Ailesinden kalan yazlık evi satarak, Can’ın özel eğitim almasını sağladı. Bu durumda olan başka ailelerle iletişime geçerek neler yapabileceğini araştırıyor, doktorlarla birlikte çalışıyordu.

Elif, Can’ın eğitimine odaklandıkça onun resme olan ilgisini fark etti. Can; kâğıt ve boyalarla oynarken yüzündeki ifadeler değişiyor, mutluluğu yüzünden okunuyordu. Can’ın bu yeteneğini geliştirmesi için ona daha fazla malzeme aldı ve resim yapması için daha çok zaman tanıdı. Çoğu zaman birlikte boyadılar resimleri. Can, her geçen gün muazzam çizimler yapıyor ve boyuyordu. Bu, Elif için bir umut ışığı oldu.

Bir gün, Elif’in ünlü bir ressam olan arkadaşı; Can’ın resimlerini görerek, onun yeteneğini keşfetti ve ona özel dersler vermeye başladı. Can, bu derslerle daha da ilerledi ve yeteneklerini geliştirdi.

Elif; Can’ın hayatındaki küçük başarıları fark ederken, bunların ne kadar değerli olduğunu anlıyordu. Can; resim yaparken yüzündeki ifadeler değişiyor, mutlu oluyordu. Bu, Elif için bir umut ve sevinç kaynağıydı. Can, her geçen gün yeteneklerini geliştiriyor ve Elif; oğlunun gelecekte başarılı bir ressam olacağını hayal ediyordu.

Can’ın resim kursunda edindiği arkadaşlıklar, onun sosyal becerilerini de geliştirmişti. Elif; geleceğe daha umutla bakıyor, Can’ın mutluluğu ve başarısı için çaba göstermeye devam ediyordu.

Elif; muma bakarken, Can’ın yüzündeki mutluluğu ve onun yeteneklerinin parladığını düşündü.
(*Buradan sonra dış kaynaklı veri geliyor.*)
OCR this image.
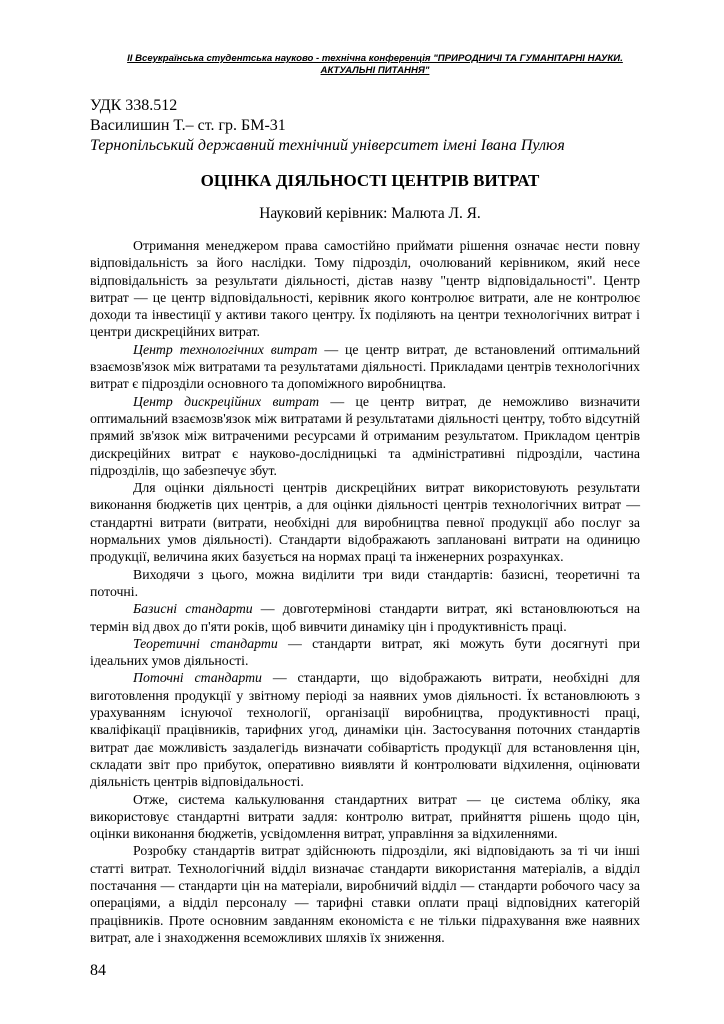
II Всеукраїнська студентська науково - технічна конференція "ПРИРОДНИЧІ ТА ГУМАНІТАРНІ НАУКИ.
АКТУАЛЬНІ ПИТАННЯ"
УДК 338.512
Василишин Т.– ст. гр. БМ-31
Тернопільський державний технічний університет імені Івана Пулюя
ОЦІНКА ДІЯЛЬНОСТІ ЦЕНТРІВ ВИТРАТ
Науковий керівник: Малюта Л. Я.

Отримання менеджером права самостійно приймати рішення означає нести повну відповідальність за його наслідки. Тому підрозділ, очолюваний керівником, який несе відповідальність за результати діяльності, дістав назву "центр відповідальності". Центр витрат — це центр відповідальності, керівник якого контролює витрати, але не контролює доходи та інвестиції у активи такого центру. Їх поділяють на центри технологічних витрат і центри дискреційних витрат.

Центр технологічних витрат — це центр витрат, де встановлений оптимальний взаємозв'язок між витратами та результатами діяльності. Прикладами центрів технологічних витрат є підрозділи основного та допоміжного виробництва.

Центр дискреційних витрат — це центр витрат, де неможливо визначити оптимальний взаємозв'язок між витратами й результатами діяльності центру, тобто відсутній прямий зв'язок між витраченими ресурсами й отриманим результатом. Прикладом центрів дискреційних витрат є науково-дослідницькі та адміністративні підрозділи, частина підрозділів, що забезпечує збут.

Для оцінки діяльності центрів дискреційних витрат використовують результати виконання бюджетів цих центрів, а для оцінки діяльності центрів технологічних витрат — стандартні витрати (витрати, необхідні для виробництва певної продукції або послуг за нормальних умов діяльності). Стандарти відображають заплановані витрати на одиницю продукції, величина яких базується на нормах праці та інженерних розрахунках.

Виходячи з цього, можна виділити три види стандартів: базисні, теоретичні та поточні.

Базисні стандарти — довготермінові стандарти витрат, які встановлюються на термін від двох до п'яти років, щоб вивчити динаміку цін і продуктивність праці.

Теоретичні стандарти — стандарти витрат, які можуть бути досягнуті при ідеальних умов діяльності.

Поточні стандарти — стандарти, що відображають витрати, необхідні для виготовлення продукції у звітному періоді за наявних умов діяльності. Їх встановлюють з урахуванням існуючої технології, організації виробництва, продуктивності праці, кваліфікації працівників, тарифних угод, динаміки цін. Застосування поточних стандартів витрат дає можливість заздалегідь визначати собівартість продукції для встановлення цін, складати звіт про прибуток, оперативно виявляти й контролювати відхилення, оцінювати діяльність центрів відповідальності.

Отже, система калькулювання стандартних витрат — це система обліку, яка використовує стандартні витрати задля: контролю витрат, прийняття рішень щодо цін, оцінки виконання бюджетів, усвідомлення витрат, управління за відхиленнями.

Розробку стандартів витрат здійснюють підрозділи, які відповідають за ті чи інші статті витрат. Технологічний відділ визначає стандарти використання матеріалів, а відділ постачання — стандарти цін на матеріали, виробничий відділ — стандарти робочого часу за операціями, а відділ персоналу — тарифні ставки оплати праці відповідних категорій працівників. Проте основним завданням економіста є не тільки підрахування вже наявних витрат, але і знаходження всеможливих шляхів їх зниження.

84
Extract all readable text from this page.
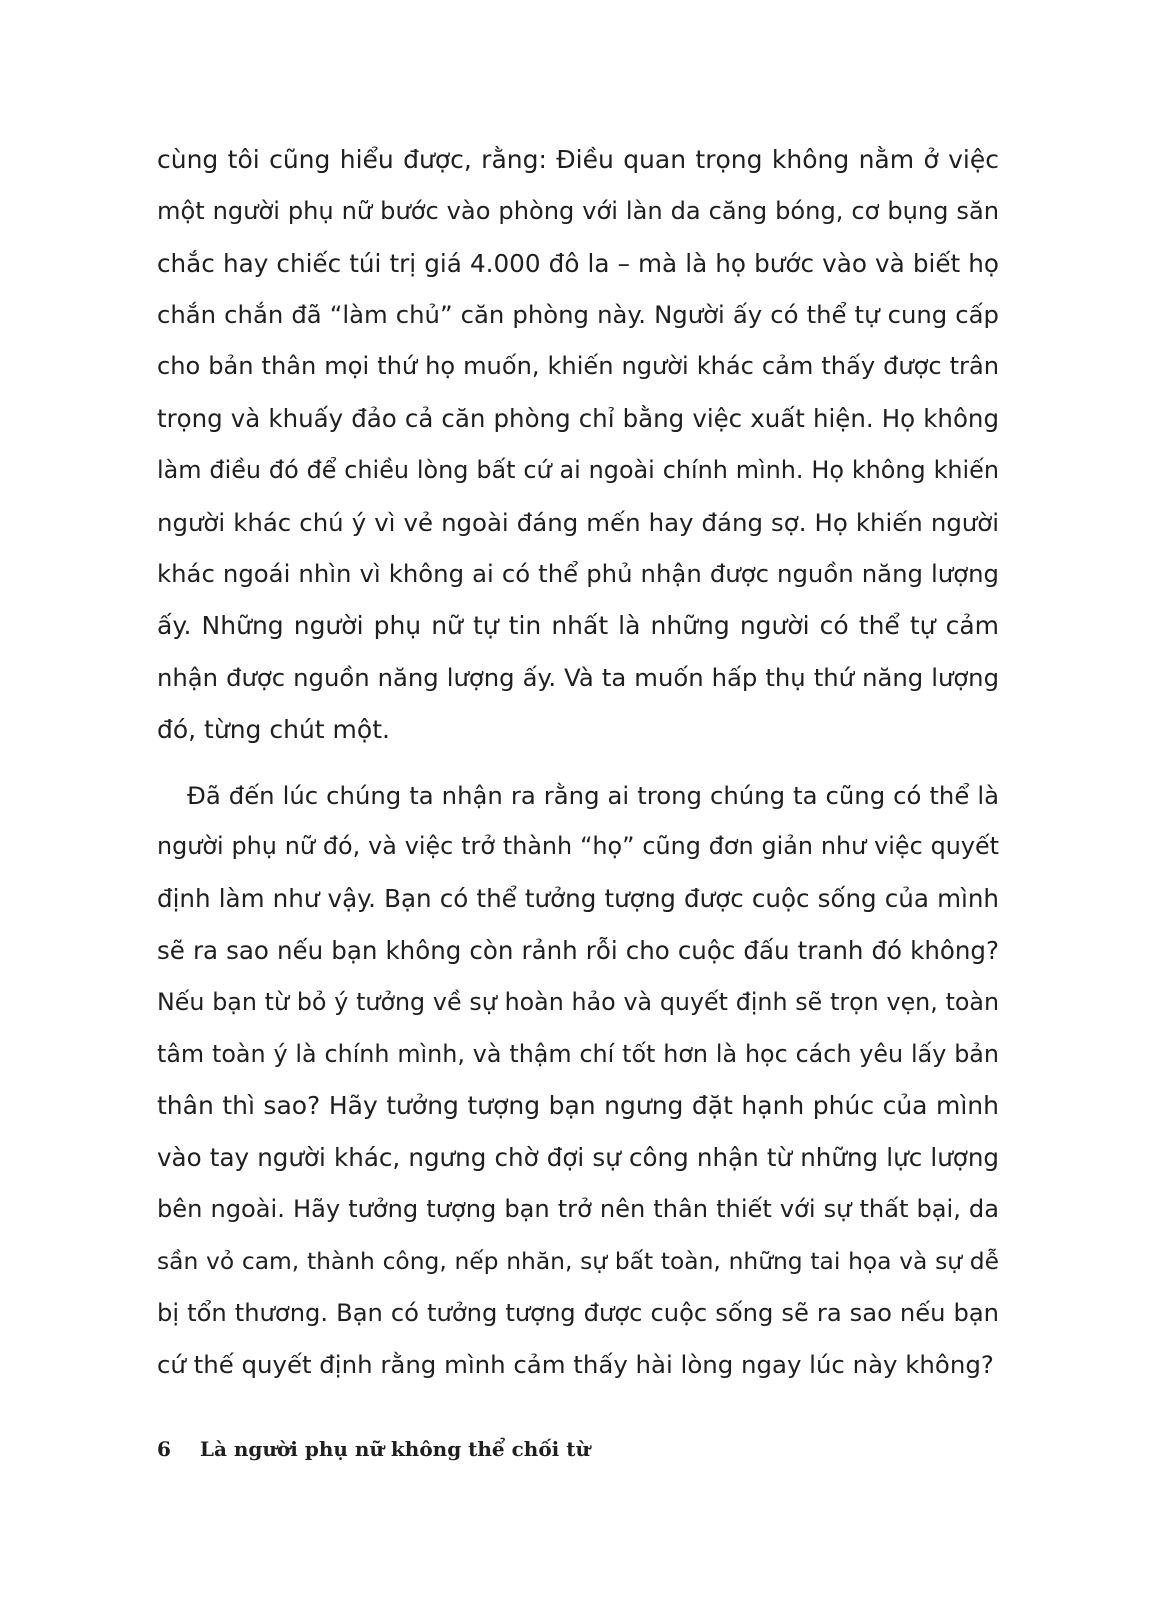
cùng tôi cũng hiểu được, rằng: Điều quan trọng không nằm ở việc
một người phụ nữ bước vào phòng với làn da căng bóng, cơ bụng săn
chắc hay chiếc túi trị giá 4.000 đô la – mà là họ bước vào và biết họ
chắn chắn đã “làm chủ” căn phòng này. Người ấy có thể tự cung cấp
cho bản thân mọi thứ họ muốn, khiến người khác cảm thấy được trân
trọng và khuấy đảo cả căn phòng chỉ bằng việc xuất hiện. Họ không
làm điều đó để chiều lòng bất cứ ai ngoài chính mình. Họ không khiến
người khác chú ý vì vẻ ngoài đáng mến hay đáng sợ. Họ khiến người
khác ngoái nhìn vì không ai có thể phủ nhận được nguồn năng lượng
ấy. Những người phụ nữ tự tin nhất là những người có thể tự cảm
nhận được nguồn năng lượng ấy. Và ta muốn hấp thụ thứ năng lượng
đó, từng chút một.

Đã đến lúc chúng ta nhận ra rằng ai trong chúng ta cũng có thể là
người phụ nữ đó, và việc trở thành “họ” cũng đơn giản như việc quyết
định làm như vậy. Bạn có thể tưởng tượng được cuộc sống của mình
sẽ ra sao nếu bạn không còn rảnh rỗi cho cuộc đấu tranh đó không?
Nếu bạn từ bỏ ý tưởng về sự hoàn hảo và quyết định sẽ trọn vẹn, toàn
tâm toàn ý là chính mình, và thậm chí tốt hơn là học cách yêu lấy bản
thân thì sao? Hãy tưởng tượng bạn ngưng đặt hạnh phúc của mình
vào tay người khác, ngưng chờ đợi sự công nhận từ những lực lượng
bên ngoài. Hãy tưởng tượng bạn trở nên thân thiết với sự thất bại, da
sần vỏ cam, thành công, nếp nhăn, sự bất toàn, những tai họa và sự dễ
bị tổn thương. Bạn có tưởng tượng được cuộc sống sẽ ra sao nếu bạn
cứ thế quyết định rằng mình cảm thấy hài lòng ngay lúc này không?

6 Là người phụ nữ không thể chối từ
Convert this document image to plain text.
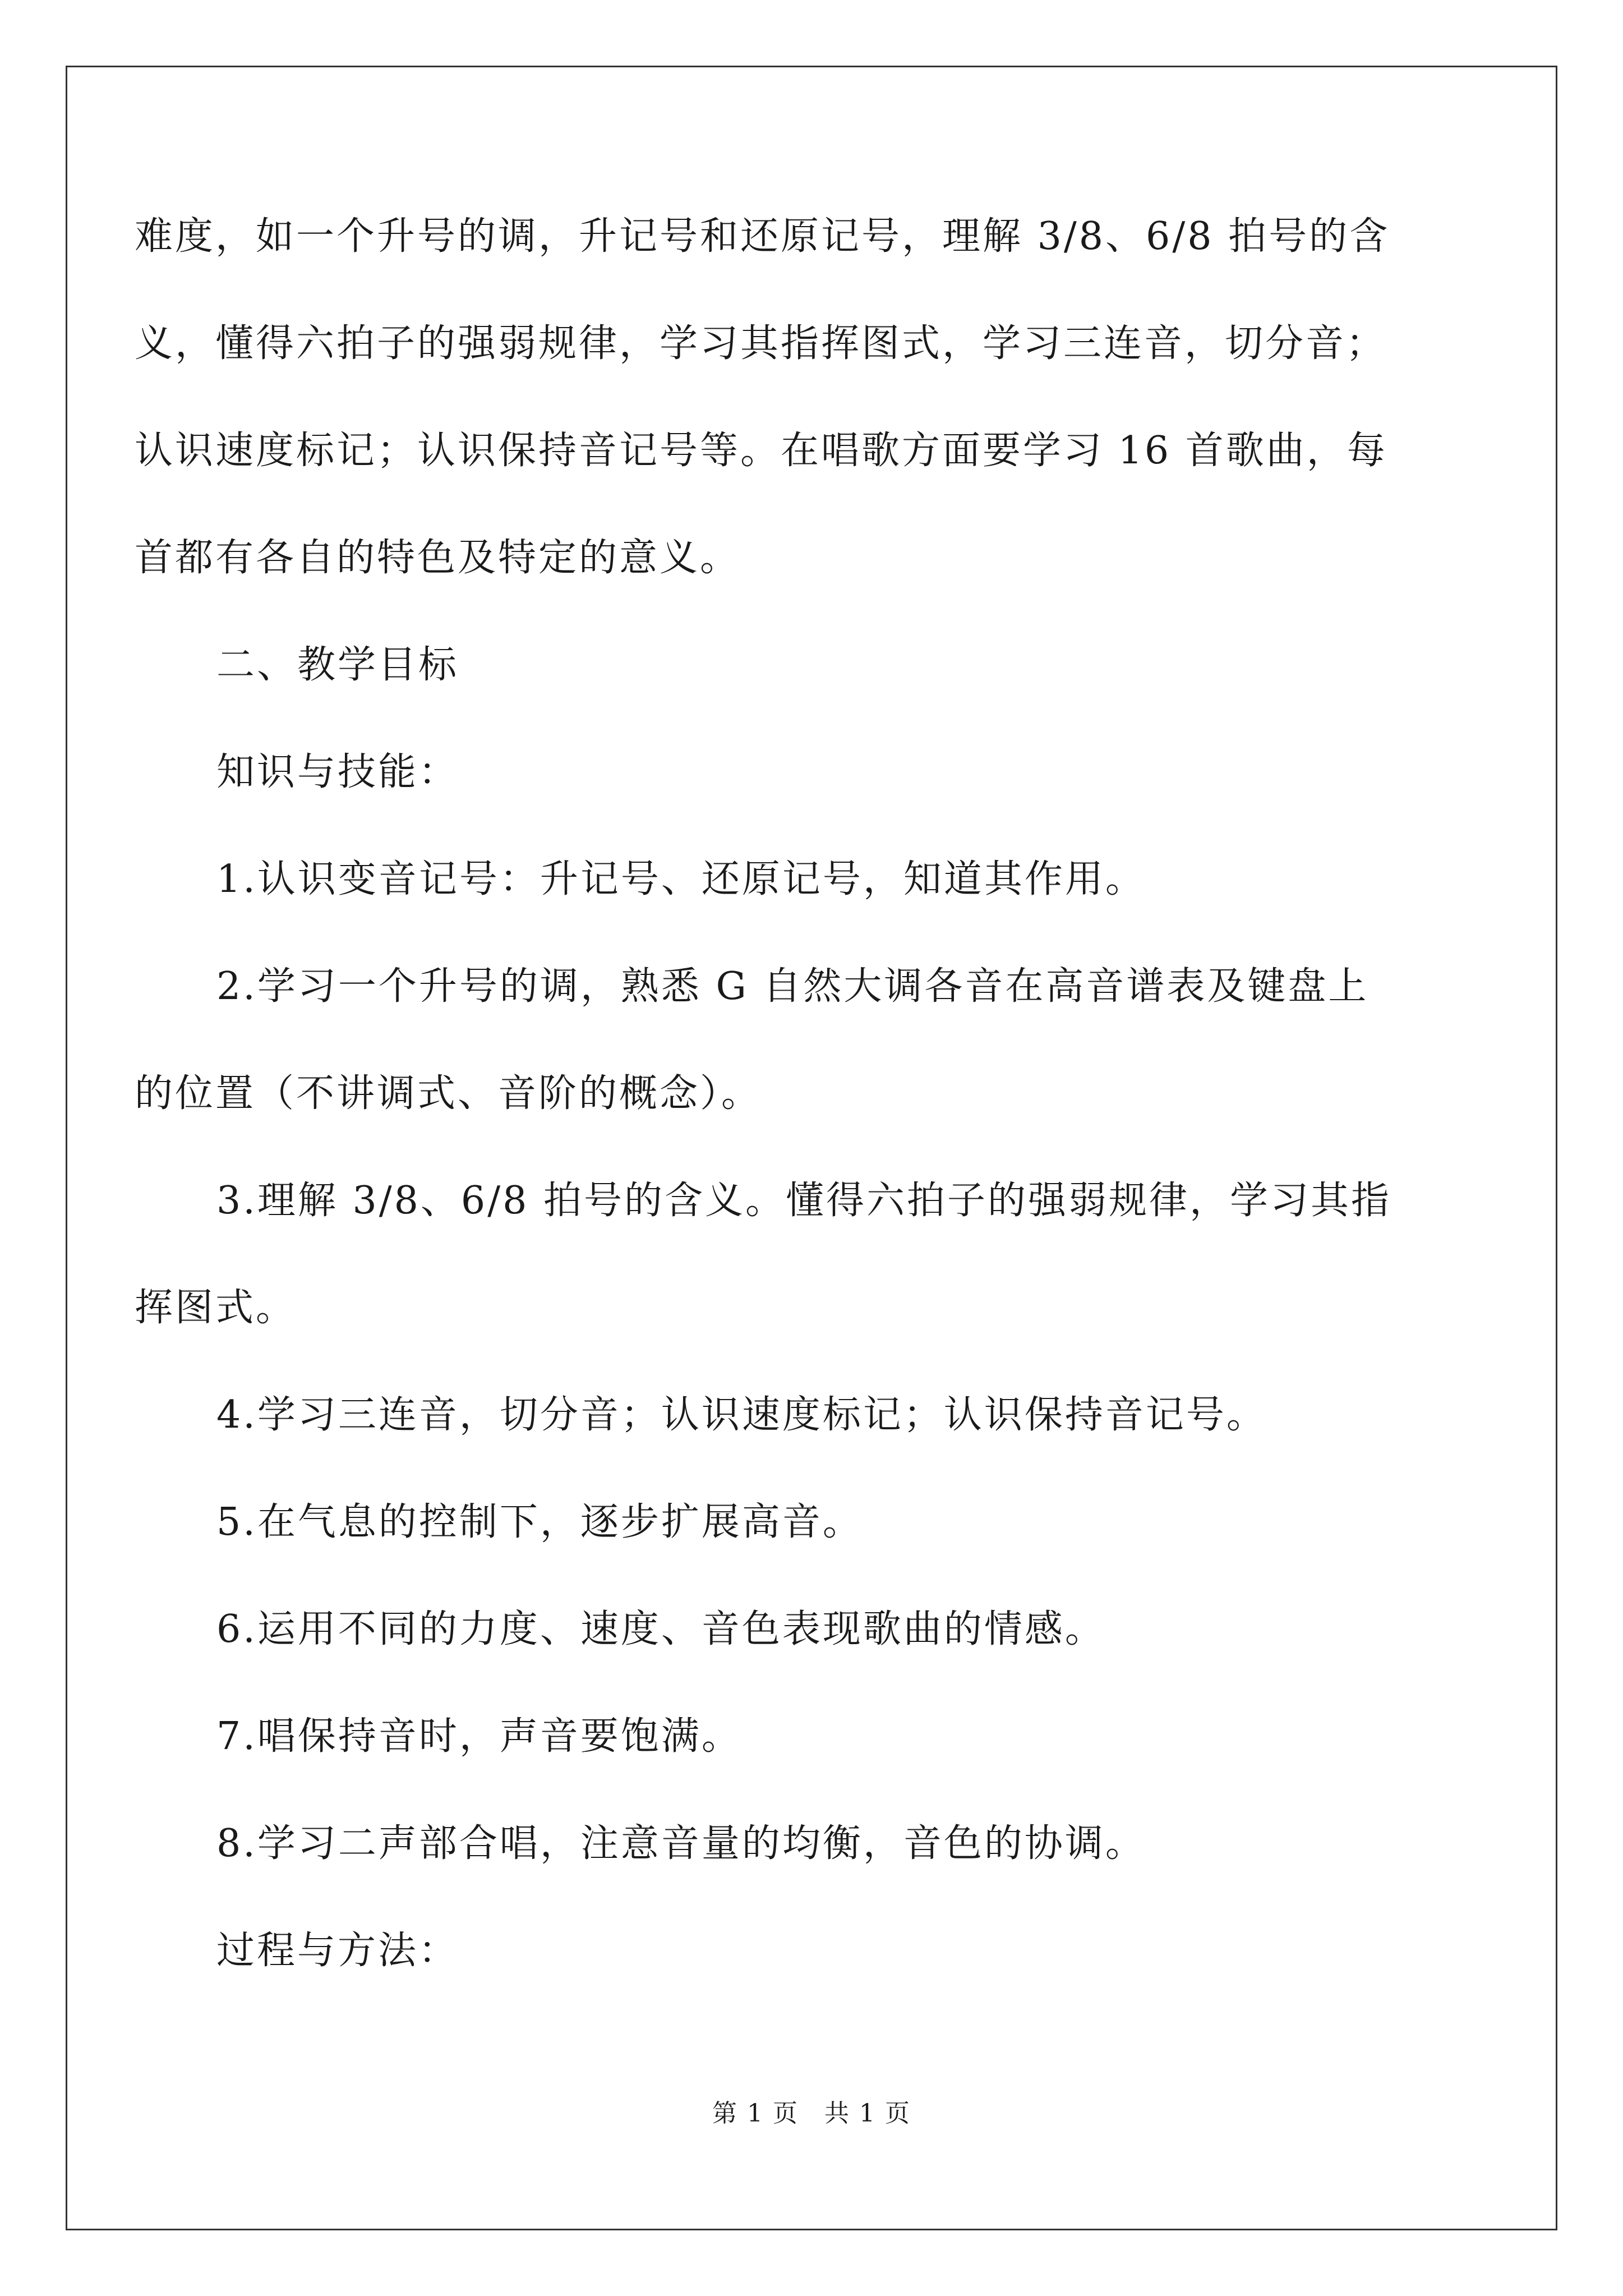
难度，如一个升号的调，升记号和还原记号，理解 3/8、6/8 拍号的含
义，懂得六拍子的强弱规律，学习其指挥图式，学习三连音，切分音；
认识速度标记；认识保持音记号等。在唱歌方面要学习 16 首歌曲，每
首都有各自的特色及特定的意义。
二、教学目标
知识与技能：
1.认识变音记号：升记号、还原记号，知道其作用。
2.学习一个升号的调，熟悉 G 自然大调各音在高音谱表及键盘上
的位置（不讲调式、音阶的概念）。
3.理解 3/8、6/8 拍号的含义。懂得六拍子的强弱规律，学习其指
挥图式。
4.学习三连音，切分音；认识速度标记；认识保持音记号。
5.在气息的控制下，逐步扩展高音。
6.运用不同的力度、速度、音色表现歌曲的情感。
7.唱保持音时，声音要饱满。
8.学习二声部合唱，注意音量的均衡，音色的协调。
过程与方法：
第 1 页　共 1 页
Artık sadece bir anne olarak değil, aynı zamanda bir yol gösterici olarak da kendini daha güçlü hissediyordu.

Can’ın en sevdiği renk maviydi. Resim yaparken en çok bu rengi kullanır ve maviyle boyadığı her şeyde iç dünyasının huzurunu ve mutluluğunu yansıtırdı. Elif, oğlunun maviyi bu kadar sevmesinin bir anlamı olduğuna inanıyordu. Can’ın maviyle dolu resimleri, onların hikâyesinin rengini belirliyordu.

Elif, içinde yükselen umut dalgasıyla gülümsedi. "Bizim hikâyemizin renkleri mavi " diye mırıldandı. Her fırça darbesi, oğlumun derinliklerini ve umutlarını yansıtıyor. Geleceğimiz, bu tonlarla daha sonra diğer renklerin katılmasıyla şekillenecek. Bu düşünceyle, mumun aleviyle birlikte Elif’in yüreğinde de umut alevi yanmaya devam etti.